Çalışmayan sadece aktarım mekanizması değil şüphesiz! Dış ticaret verileri de alarm veriyor. Son dokuz ayın en yüksek dış ticaret açığı açıklandı. Tüketim malları ithalatına olan talep hız kesmiyor. Tabii bir de itibar sorunu var. Beklentileri yönetip itibar kazanmanın en önemli adımlarından biri de merkez bankalarının kamuoyuyla paylaştığı enflasyon tahminlerinin tutarlı ve mümkün olan en az şekilde revize edilmesidir. Maalesef bu konuda da istenen iyileşmeyi göremiyoruz.
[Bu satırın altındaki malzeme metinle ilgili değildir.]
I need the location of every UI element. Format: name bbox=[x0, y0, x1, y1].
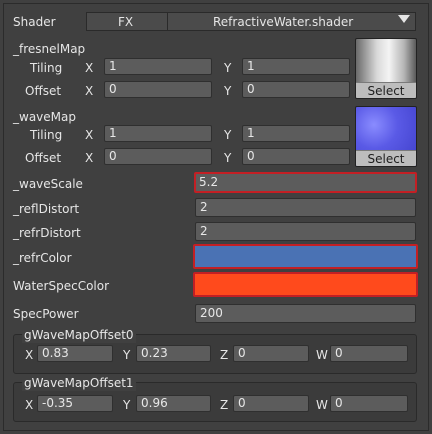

Kâr enflasyonu ve maliye politikası

Başarılı bir dezenflasyon programının olmazsa olmazı para politikası ve maliye politikasının uyumlu çalışmasıdır. Geçtiğimiz haftalarda açıklanan tasarruf genelgesinin hayal kırıklığı yarattığı açık. Burada bir konuyu netleştirmeye ihtiyaç var.

Yoksulluğun giderek arttığı bir dönemde sosyal yardımları ve dar gelirli grupların daha çok yararlandığı kamu hizmetlerini kısmak toplumsal maliyeti ve programa olan inancı ciddi anlamda zedeler. İki hafta önce Oscar Wilde’ın sevdiğim bir cümlesini alıntılayarak benzer bir konuya açıklık getirmiştim: “Yoksullara tutumlu olmalarını önermek hem kaba bir şaka hem de hakarettir. Açlıktan ölen adama daha az yemesini öğütlemek gibi bir şeydir.”
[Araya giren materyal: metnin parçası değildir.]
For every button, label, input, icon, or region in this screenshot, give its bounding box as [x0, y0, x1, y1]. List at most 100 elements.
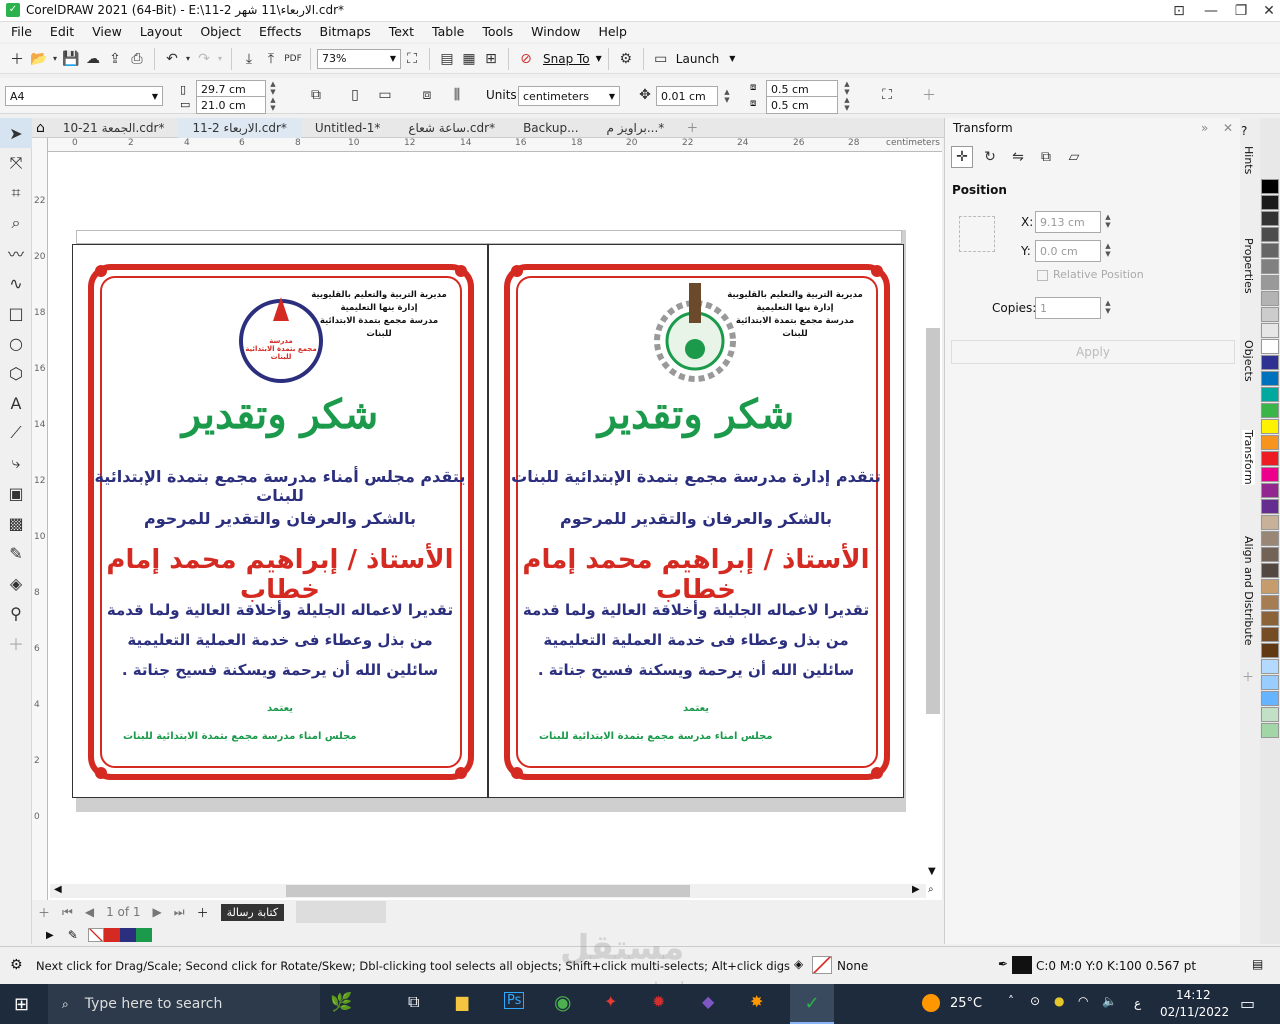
position-mode-icon[interactable]: ✛: [951, 146, 973, 168]
home-icon[interactable]: ⌂: [32, 120, 49, 136]
certificate-right[interactable]: مديرية التربية والتعليم بالقليوبية إدارة…: [488, 244, 904, 798]
smart-fill-icon[interactable]: ⚲: [0, 598, 32, 628]
tray-app-icon[interactable]: ●: [1054, 994, 1064, 1008]
palette-swatch[interactable]: [1261, 339, 1279, 354]
text-tool-icon[interactable]: A: [0, 388, 32, 418]
y-spinner[interactable]: ▲ ▼: [1103, 242, 1113, 258]
palette-swatch[interactable]: [1261, 547, 1279, 562]
current-page-icon[interactable]: ⫼: [446, 84, 468, 106]
palette-swatch[interactable]: [1261, 435, 1279, 450]
palette-swatch[interactable]: [1261, 627, 1279, 642]
palette-swatch[interactable]: [1261, 595, 1279, 610]
color-proof-icon[interactable]: ▤: [1252, 957, 1263, 971]
page-tab[interactable]: كتابة رسالة: [220, 903, 285, 921]
vertical-scrollbar-thumb[interactable]: [926, 328, 940, 714]
swatch-red[interactable]: [103, 928, 120, 942]
import-icon[interactable]: ⤓: [238, 48, 260, 70]
swatch-green[interactable]: [135, 928, 152, 942]
minimize-button[interactable]: —: [1200, 0, 1222, 22]
crop-tool-icon[interactable]: ⌗: [0, 178, 32, 208]
palette-swatch[interactable]: [1261, 675, 1279, 690]
palette-swatch[interactable]: [1261, 579, 1279, 594]
menu-file[interactable]: File: [2, 22, 41, 42]
palette-swatch[interactable]: [1261, 499, 1279, 514]
portrait-icon[interactable]: ▯: [344, 84, 366, 106]
chrome-icon[interactable]: ◉: [554, 990, 571, 1014]
menu-effects[interactable]: Effects: [250, 22, 311, 42]
last-page-icon[interactable]: ⏭: [174, 905, 185, 920]
tab-transform[interactable]: Transform: [1242, 430, 1255, 485]
first-page-icon[interactable]: ⏮: [62, 905, 73, 920]
hints-icon[interactable]: ?: [1241, 124, 1247, 138]
anchor-grid[interactable]: [959, 216, 995, 252]
export-icon[interactable]: ⤒: [260, 48, 282, 70]
wifi-icon[interactable]: ◠: [1078, 994, 1088, 1008]
palette-swatch[interactable]: [1261, 179, 1279, 194]
snap-off-icon[interactable]: ⊘: [515, 48, 537, 70]
artistic-media-icon[interactable]: ∿: [0, 268, 32, 298]
docker-collapse-icon[interactable]: »: [1201, 121, 1208, 135]
duplicate-y-field[interactable]: 0.5 cm: [766, 96, 838, 114]
snap-to-dropdown[interactable]: Snap To: [543, 52, 590, 66]
fill-swatch[interactable]: [812, 956, 832, 974]
palette-swatch[interactable]: [1261, 323, 1279, 338]
add-icon[interactable]: ＋: [918, 84, 940, 106]
restore-button[interactable]: ❐: [1230, 0, 1252, 22]
settings-gear-icon[interactable]: ⚙: [10, 957, 23, 973]
add-docker-icon[interactable]: ＋: [1242, 668, 1254, 685]
coreldraw-taskbar-icon[interactable]: ✓: [790, 984, 834, 1024]
menu-object[interactable]: Object: [191, 22, 250, 42]
rotate-mode-icon[interactable]: ↻: [979, 146, 1001, 168]
menu-help[interactable]: Help: [589, 22, 636, 42]
menu-window[interactable]: Window: [522, 22, 589, 42]
scroll-right-icon[interactable]: ▶: [912, 884, 920, 895]
pin-icon[interactable]: ⊡: [1168, 0, 1190, 22]
freehand-tool-icon[interactable]: 〰: [0, 238, 32, 268]
print-icon[interactable]: ⎙: [126, 48, 148, 70]
polygon-tool-icon[interactable]: ⬡: [0, 358, 32, 388]
tab-doc-6[interactable]: براويز م...*: [593, 118, 679, 138]
palette-swatch[interactable]: [1261, 707, 1279, 722]
zoom-navigator-icon[interactable]: ⌕: [928, 884, 934, 895]
palette-swatch[interactable]: [1261, 355, 1279, 370]
shape-tool-icon[interactable]: ⤧: [0, 148, 32, 178]
outline-swatch[interactable]: [1012, 956, 1032, 974]
palette-swatch[interactable]: [1261, 643, 1279, 658]
connector-tool-icon[interactable]: ⤷: [0, 448, 32, 478]
tab-properties[interactable]: Properties: [1242, 238, 1255, 294]
copies-field[interactable]: 1: [1035, 297, 1101, 319]
palette-swatch[interactable]: [1261, 611, 1279, 626]
all-pages-size-icon[interactable]: ⧈: [416, 84, 438, 106]
menu-layout[interactable]: Layout: [131, 22, 192, 42]
palette-swatch[interactable]: [1261, 195, 1279, 210]
file-explorer-icon[interactable]: ▆: [456, 992, 468, 1011]
options-gear-icon[interactable]: ⚙: [615, 48, 637, 70]
palette-swatch[interactable]: [1261, 403, 1279, 418]
menu-view[interactable]: View: [83, 22, 131, 42]
zoom-tool-icon[interactable]: ⌕: [0, 208, 32, 238]
palette-swatch[interactable]: [1261, 387, 1279, 402]
zoom-full-icon[interactable]: ⛶: [401, 48, 423, 70]
palette-swatch[interactable]: [1261, 275, 1279, 290]
task-view-icon[interactable]: ⧉: [408, 992, 419, 1012]
open-icon[interactable]: 📂: [28, 48, 50, 70]
swatch-navy[interactable]: [119, 928, 136, 942]
grid-icon[interactable]: ▦: [458, 48, 480, 70]
app-icon-red[interactable]: ✹: [652, 992, 665, 1011]
save-icon[interactable]: 💾: [60, 48, 82, 70]
pick-tool-icon[interactable]: ➤: [0, 118, 32, 148]
new-tab-icon[interactable]: ＋: [678, 119, 706, 136]
eyedropper-icon[interactable]: ✎: [68, 928, 78, 942]
palette-scroll-icon[interactable]: ▶: [46, 930, 54, 941]
palette-swatch[interactable]: [1261, 659, 1279, 674]
tray-network-icon[interactable]: ⊙: [1030, 994, 1040, 1008]
weather-icon[interactable]: [922, 994, 940, 1012]
palette-swatch[interactable]: [1261, 451, 1279, 466]
menu-edit[interactable]: Edit: [41, 22, 83, 42]
nudge-spinner[interactable]: ▲ ▼: [722, 88, 732, 104]
x-position-field[interactable]: 9.13 cm: [1035, 211, 1101, 233]
palette-swatch[interactable]: [1261, 483, 1279, 498]
tray-chevron-icon[interactable]: ˄: [1008, 994, 1014, 1008]
landscape-icon[interactable]: ▭: [374, 84, 396, 106]
notification-icon[interactable]: ▭: [1240, 994, 1255, 1013]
Bu yüzden de talepte bir kısmaya giderken dar/ orta gelir grubunun talebini kısacak bir politika anlayışı doğru ve adil olmayacaktır. İşte bu yüzden nasıl bir vergi politikası izlememiz gerektiğini daha çok konuşmamız gerekiyor. Özellikle vergi harcamaları tarafında, muafiyet ve istisna sağlanan alanların etki analizinin yapılması, ekonomik ve sosyal etkisi zayıf olan muafiyet ve istisnaların da kaldırılması gerekiyor. Maliye politikası tarafında atılması gereken en önemli adımlardan birinin de finansal rantın vergilendirilmesi olduğu açık.
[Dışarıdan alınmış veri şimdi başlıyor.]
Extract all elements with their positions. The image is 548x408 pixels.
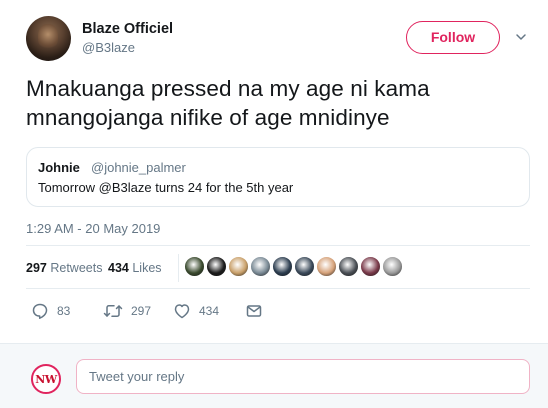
reply-count: 83 <box>57 304 71 318</box>
likes-stat[interactable]: 434 Likes <box>108 261 162 275</box>
liker-avatar[interactable] <box>184 256 205 277</box>
liker-avatar[interactable] <box>360 256 381 277</box>
reply-icon <box>32 303 48 319</box>
retweet-icon <box>103 304 123 318</box>
author-handle[interactable]: @B3laze <box>82 40 135 55</box>
like-button[interactable]: 434 <box>173 302 219 320</box>
quoted-tweet[interactable]: Johnie @johnie_palmer Tomorrow @B3laze t… <box>26 147 530 207</box>
avatar-initials: NW <box>35 373 57 386</box>
retweets-stat[interactable]: 297 Retweets <box>26 261 102 275</box>
quoted-author-handle: @johnie_palmer <box>91 160 186 175</box>
stats-separator <box>178 254 179 282</box>
retweets-label: Retweets <box>50 261 103 275</box>
reply-button[interactable]: 83 <box>31 302 70 320</box>
tweet-header: Blaze Officiel @B3laze Follow <box>0 0 548 70</box>
retweet-button[interactable]: 297 <box>103 302 151 320</box>
quoted-tweet-text: Tomorrow @B3laze turns 24 for the 5th ye… <box>38 180 294 195</box>
retweet-count: 297 <box>131 304 152 318</box>
likes-count: 434 <box>108 261 129 275</box>
heart-icon <box>174 304 190 319</box>
retweets-count: 297 <box>26 261 47 275</box>
divider <box>26 288 530 289</box>
tweet-stats: 297 Retweets 434 Likes <box>26 246 530 288</box>
liker-avatar[interactable] <box>316 256 337 277</box>
follow-button[interactable]: Follow <box>406 21 500 54</box>
reply-input[interactable] <box>76 359 530 394</box>
author-name[interactable]: Blaze Officiel <box>82 21 173 37</box>
quoted-author-name: Johnie <box>38 160 80 175</box>
direct-message-button[interactable] <box>245 302 263 320</box>
envelope-icon <box>246 305 262 317</box>
chevron-down-icon[interactable] <box>514 30 528 44</box>
liker-avatar[interactable] <box>338 256 359 277</box>
tweet-actions: 83 297 434 <box>26 296 530 326</box>
liker-avatar[interactable] <box>294 256 315 277</box>
like-count: 434 <box>199 304 220 318</box>
reply-bar: NW <box>0 343 548 408</box>
user-avatar[interactable]: NW <box>31 364 61 394</box>
likes-label: Likes <box>132 261 162 275</box>
tweet-text: Mnakuanga pressed na my age ni kama mnan… <box>26 76 430 130</box>
liker-avatar[interactable] <box>382 256 403 277</box>
liker-avatar[interactable] <box>228 256 249 277</box>
tweet-timestamp[interactable]: 1:29 AM - 20 May 2019 <box>26 221 160 236</box>
author-avatar[interactable] <box>26 16 71 61</box>
liker-avatar[interactable] <box>206 256 227 277</box>
liker-avatar[interactable] <box>250 256 271 277</box>
liker-avatar[interactable] <box>272 256 293 277</box>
Üst gelir gruplarının talebini kısmaya yönelik vergi düzenlemelerinin hayata geçirilmesi şart. Her ne kadar iktidar ve muhalefet partileri finansal rantın vergilendirilmesi konusunu her seçim döneminde gündeme getirse de bu konu seçimlerden sonra rafa kalkıyor. Geçtiğimiz hafta kripto varlık hizmeti sağlayıcılarının faaliyetlerinin düzenlenmesine dair kanun teklifinin tartışmalarında bir kez daha gördüm ki finansal rantın vergilendirilmesini istemek bile linç sebebi!

“Bitcoin’den kazandığımız üç kuruşa mı göz diktin?” sorusunu en az elli defa işittim! Yukarıda belirtilen anlayışta izlenecek bir vergi politikası, sadece dezenflasyon programının yükünü eşit bir şekilde dağıtmakla kalmayacak, aynı zamanda son yıllarda artan kar enflasyonunu da azaltıcı etki yapacaktır. Kar enflasyonunu azaltmak için atılacak diğer adım ise daha sıkı bir denetim ve bunun yanında üretim zincirindeki tekelleşmenin kırılmasına yönelik radikal düzenlemelerdir Burada Rekabet Kurumu’na büyük iş düşüyor ama onlar da BDDK gibi ortada yoklar.

Özetle, enflasyonla mücadelede TCMB’nin yalnız bırakıldığı, TCMB’nin de önemli finansal ve makroekonomik riskleri biriktiren bir para politikası izlediğini görüyoruz. Umarım geçmişteki hatalardan ders alırız ve Santayana’nın “tarihi bilmeyenler tekrarlamaya mahkumdur” cümlesini bir kez daha tecrübe etmeyiz.